According to the Pew Research Center the “number of migrant apprehensions at the U.S.-Mexico border rose in fiscal 2019 to its highest annual level in 12 years.” That was two years (not two months) into the Trump administration.

The Republican thinking on that surge? Close the border; shoot migrants in the legs; build a moat and fill it with alligators and snakes. Their marquee policy idea—the 15 billion-dollar wall the Mexicans did not pay 300 billion pesos for—did not do the trick.

The coronavirus response.

In the very good news department, COVID deaths have dropped about 70 percent in the U.S. since we started vaccinations.

Who is “we?”

Trump lied about the seriousness of the disease and mocked the use of masks.
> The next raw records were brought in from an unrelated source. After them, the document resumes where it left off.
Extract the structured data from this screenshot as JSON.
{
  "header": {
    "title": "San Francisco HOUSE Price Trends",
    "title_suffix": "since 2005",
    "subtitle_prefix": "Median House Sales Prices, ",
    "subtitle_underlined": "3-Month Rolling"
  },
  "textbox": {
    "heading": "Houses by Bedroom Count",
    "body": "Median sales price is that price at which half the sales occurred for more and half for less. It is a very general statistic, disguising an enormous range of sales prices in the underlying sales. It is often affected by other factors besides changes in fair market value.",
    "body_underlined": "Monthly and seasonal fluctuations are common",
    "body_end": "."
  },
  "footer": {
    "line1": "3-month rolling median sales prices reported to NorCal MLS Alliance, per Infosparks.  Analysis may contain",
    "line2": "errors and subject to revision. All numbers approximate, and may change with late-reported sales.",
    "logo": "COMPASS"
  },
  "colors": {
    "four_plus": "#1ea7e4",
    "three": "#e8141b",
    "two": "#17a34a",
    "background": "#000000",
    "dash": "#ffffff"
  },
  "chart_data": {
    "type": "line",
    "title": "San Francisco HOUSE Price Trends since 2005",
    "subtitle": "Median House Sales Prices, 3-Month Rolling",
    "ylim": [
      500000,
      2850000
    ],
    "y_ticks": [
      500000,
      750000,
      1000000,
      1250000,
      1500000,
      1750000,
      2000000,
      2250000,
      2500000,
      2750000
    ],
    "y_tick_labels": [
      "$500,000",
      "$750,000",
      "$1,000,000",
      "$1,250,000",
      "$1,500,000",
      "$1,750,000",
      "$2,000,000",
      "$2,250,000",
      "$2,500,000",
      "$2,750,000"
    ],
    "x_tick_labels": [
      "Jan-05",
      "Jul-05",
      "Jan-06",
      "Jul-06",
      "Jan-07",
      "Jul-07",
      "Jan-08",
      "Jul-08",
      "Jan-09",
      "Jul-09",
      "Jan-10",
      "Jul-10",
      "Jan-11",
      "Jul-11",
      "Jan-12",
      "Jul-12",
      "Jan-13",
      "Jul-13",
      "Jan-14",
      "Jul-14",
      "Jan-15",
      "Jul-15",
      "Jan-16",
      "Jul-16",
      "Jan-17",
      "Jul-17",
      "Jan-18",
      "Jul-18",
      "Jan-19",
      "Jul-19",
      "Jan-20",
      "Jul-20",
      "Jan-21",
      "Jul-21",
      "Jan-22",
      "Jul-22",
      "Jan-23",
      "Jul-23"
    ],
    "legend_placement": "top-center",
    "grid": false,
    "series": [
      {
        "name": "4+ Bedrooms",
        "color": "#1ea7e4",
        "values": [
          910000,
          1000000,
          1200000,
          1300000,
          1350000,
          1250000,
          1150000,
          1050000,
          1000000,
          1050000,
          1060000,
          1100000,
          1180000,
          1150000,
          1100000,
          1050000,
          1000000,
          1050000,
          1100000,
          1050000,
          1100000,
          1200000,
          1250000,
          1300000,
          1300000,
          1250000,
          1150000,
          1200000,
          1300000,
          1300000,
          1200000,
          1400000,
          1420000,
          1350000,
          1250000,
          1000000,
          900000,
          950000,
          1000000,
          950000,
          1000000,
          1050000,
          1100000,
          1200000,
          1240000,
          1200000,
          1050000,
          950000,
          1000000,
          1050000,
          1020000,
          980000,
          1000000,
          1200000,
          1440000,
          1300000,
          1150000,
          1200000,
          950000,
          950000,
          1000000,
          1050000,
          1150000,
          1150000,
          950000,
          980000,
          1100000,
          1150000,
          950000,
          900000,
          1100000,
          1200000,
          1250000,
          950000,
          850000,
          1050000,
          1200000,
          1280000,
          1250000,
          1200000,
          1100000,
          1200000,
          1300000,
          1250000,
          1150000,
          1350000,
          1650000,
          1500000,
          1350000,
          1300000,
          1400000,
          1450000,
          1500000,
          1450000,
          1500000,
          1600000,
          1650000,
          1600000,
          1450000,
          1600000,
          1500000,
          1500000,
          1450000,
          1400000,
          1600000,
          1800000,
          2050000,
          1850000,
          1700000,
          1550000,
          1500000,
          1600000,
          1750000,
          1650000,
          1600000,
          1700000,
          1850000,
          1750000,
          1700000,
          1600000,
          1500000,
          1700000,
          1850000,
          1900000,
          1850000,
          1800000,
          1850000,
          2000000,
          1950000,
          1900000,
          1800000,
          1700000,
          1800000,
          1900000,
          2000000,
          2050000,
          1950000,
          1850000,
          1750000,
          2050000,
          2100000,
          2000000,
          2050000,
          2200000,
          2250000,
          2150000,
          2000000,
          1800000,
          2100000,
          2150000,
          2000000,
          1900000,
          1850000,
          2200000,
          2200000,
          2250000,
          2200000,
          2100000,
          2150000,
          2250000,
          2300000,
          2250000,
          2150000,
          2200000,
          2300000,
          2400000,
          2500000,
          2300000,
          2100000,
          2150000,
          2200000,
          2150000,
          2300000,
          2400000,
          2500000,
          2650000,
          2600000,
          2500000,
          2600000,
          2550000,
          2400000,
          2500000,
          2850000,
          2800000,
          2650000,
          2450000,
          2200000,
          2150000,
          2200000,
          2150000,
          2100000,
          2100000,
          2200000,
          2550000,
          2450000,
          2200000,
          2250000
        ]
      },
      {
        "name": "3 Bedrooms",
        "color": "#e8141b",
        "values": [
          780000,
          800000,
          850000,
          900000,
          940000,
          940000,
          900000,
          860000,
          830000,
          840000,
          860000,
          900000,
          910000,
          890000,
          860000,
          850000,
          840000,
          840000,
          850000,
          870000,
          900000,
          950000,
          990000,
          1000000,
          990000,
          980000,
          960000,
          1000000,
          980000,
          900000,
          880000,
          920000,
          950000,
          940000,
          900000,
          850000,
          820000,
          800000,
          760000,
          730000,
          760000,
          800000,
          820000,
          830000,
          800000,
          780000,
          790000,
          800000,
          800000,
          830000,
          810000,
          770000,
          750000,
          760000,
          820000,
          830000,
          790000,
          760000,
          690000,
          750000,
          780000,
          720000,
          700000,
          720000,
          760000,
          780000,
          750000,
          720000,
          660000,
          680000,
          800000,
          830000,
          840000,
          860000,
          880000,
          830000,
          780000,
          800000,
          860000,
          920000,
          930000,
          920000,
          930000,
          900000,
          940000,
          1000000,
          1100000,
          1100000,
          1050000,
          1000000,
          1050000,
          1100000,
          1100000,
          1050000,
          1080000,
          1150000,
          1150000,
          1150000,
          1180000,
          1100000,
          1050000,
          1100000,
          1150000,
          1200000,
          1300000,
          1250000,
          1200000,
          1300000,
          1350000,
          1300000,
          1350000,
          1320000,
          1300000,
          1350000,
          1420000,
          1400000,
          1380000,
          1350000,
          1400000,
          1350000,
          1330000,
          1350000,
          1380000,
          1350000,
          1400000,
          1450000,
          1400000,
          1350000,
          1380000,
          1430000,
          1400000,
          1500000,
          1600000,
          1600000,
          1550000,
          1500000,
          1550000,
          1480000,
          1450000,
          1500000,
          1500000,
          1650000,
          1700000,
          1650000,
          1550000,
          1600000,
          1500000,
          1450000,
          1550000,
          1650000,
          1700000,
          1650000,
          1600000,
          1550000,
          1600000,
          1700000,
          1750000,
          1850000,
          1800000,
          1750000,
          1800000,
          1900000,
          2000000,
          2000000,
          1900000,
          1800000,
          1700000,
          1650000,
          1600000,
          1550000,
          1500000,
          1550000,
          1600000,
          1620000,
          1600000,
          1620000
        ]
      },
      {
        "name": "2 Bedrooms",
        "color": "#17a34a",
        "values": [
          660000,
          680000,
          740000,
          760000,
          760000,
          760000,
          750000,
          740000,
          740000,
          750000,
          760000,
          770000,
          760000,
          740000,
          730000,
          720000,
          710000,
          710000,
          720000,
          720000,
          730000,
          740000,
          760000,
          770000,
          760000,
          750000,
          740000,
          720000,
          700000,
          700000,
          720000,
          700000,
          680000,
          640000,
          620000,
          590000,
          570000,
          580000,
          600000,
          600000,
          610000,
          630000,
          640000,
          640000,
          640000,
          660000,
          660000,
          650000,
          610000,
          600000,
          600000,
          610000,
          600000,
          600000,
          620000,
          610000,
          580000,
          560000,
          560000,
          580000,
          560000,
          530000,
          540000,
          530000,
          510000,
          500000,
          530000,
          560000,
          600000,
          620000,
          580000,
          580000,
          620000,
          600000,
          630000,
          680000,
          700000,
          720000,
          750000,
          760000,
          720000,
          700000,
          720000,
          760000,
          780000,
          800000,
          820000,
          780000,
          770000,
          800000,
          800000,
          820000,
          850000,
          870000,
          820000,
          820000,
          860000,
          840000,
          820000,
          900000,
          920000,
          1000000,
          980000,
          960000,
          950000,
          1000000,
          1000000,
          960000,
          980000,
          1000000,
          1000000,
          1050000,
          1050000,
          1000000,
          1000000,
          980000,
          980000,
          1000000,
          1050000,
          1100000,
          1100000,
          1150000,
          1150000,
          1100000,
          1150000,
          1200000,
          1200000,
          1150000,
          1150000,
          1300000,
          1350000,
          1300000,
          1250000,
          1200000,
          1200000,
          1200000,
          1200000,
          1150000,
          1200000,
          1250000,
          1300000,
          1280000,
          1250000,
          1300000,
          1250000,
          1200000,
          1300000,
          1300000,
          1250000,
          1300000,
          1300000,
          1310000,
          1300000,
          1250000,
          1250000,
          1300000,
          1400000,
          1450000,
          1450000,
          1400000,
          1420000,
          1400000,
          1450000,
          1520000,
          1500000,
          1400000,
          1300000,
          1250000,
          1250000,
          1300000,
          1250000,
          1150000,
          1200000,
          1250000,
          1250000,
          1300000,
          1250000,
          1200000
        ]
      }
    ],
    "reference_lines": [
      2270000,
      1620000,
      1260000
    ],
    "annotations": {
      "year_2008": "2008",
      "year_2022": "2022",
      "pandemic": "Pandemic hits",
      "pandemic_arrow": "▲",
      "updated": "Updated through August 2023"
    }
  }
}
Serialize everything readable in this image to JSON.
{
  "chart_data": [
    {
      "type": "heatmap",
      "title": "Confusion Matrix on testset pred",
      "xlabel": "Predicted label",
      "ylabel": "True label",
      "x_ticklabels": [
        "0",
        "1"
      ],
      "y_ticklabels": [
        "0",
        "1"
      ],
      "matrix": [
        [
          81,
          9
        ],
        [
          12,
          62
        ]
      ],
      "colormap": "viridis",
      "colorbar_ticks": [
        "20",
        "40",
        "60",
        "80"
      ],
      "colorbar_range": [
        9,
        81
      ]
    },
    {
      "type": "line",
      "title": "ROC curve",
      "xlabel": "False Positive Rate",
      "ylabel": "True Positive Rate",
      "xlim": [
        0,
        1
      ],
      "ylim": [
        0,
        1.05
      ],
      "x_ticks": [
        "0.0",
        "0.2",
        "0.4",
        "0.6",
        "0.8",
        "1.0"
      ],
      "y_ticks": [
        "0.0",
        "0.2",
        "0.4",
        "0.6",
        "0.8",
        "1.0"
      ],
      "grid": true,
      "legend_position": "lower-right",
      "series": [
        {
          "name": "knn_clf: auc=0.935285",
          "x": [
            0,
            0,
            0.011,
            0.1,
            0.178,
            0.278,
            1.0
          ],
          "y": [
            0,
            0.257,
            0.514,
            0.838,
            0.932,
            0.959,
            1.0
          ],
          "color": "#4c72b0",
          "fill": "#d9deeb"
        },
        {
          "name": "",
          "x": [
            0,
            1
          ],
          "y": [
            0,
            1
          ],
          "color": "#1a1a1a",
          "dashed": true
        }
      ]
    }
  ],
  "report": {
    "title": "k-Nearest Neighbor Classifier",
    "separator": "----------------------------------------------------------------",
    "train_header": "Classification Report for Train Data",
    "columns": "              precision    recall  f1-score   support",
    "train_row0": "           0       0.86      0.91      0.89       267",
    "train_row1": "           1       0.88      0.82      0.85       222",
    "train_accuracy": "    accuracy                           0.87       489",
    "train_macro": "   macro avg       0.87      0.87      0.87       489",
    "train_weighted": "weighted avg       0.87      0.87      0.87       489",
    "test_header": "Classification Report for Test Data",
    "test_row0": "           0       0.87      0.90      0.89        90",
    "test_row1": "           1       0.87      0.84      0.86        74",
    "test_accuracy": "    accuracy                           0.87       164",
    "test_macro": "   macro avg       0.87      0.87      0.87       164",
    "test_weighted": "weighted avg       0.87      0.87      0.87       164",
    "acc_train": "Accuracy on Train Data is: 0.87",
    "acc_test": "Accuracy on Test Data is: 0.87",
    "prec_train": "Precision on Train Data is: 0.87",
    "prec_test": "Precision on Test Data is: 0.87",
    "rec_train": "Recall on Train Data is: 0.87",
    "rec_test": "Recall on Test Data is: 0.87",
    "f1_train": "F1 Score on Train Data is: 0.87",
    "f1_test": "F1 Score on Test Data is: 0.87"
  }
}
His coronavirus response coordinator said that “most coronavirus deaths in the United States could have been prevented if the Trump administration had acted earlier and more decisively.”

There was no national Republican plan for vaccine distribution. It was left to the states to compete for resources.

There was no Republican support for the American Rescue Plan which provides billions for the development, distribution and monitoring of vaccines and therapeutics.

“Covid relief” should mean helping individuals and businesses who have lost jobs and profits due to the pandemic— and in particular government-ordered shutdowns.

What the columnist and many Republicans seem not to understand–even now– is that government-ordered shutdowns and mask wearing are among the solutions to the problem that at this writing has caused over 570,000 American deaths https://connect-the-dots-101.blog/coronavirus-deaths-in-the-united-states/.

The bill provides relief to state and local government entities. Why should the feds do this? Why not let them borrow on their own, as the federal government is doing?

Because pandemic means “occurring over a wide geographic area and typically affecting a significant proportion of the population?”

Because many state and local government entities have to balance their budgets and shouldn’t have to choose between disease prevention and mitigation, say, and fire and police protection?

Because “promoting the general Welfare” has been a foundational notion of our constitutional system since at least 1788?

“Believe none of what you hear and none of what you see either” is the foundation of the Republican approach to journalism, history and politics, but real problems exist in America that require the combined talents of all Americans to solve:

The coronavirus is not going away by itself.

There is a decades-long problem with immigration on the southern border that needs to be brought under control.

The consent of the governed is more than rhetoric— elections need to be free and fair; the results need to be acknowledged. Political violence in America cannot become the norm.

Tim Smith is right about one thing — a “robust, free and fair press” has an essential role to play in the process.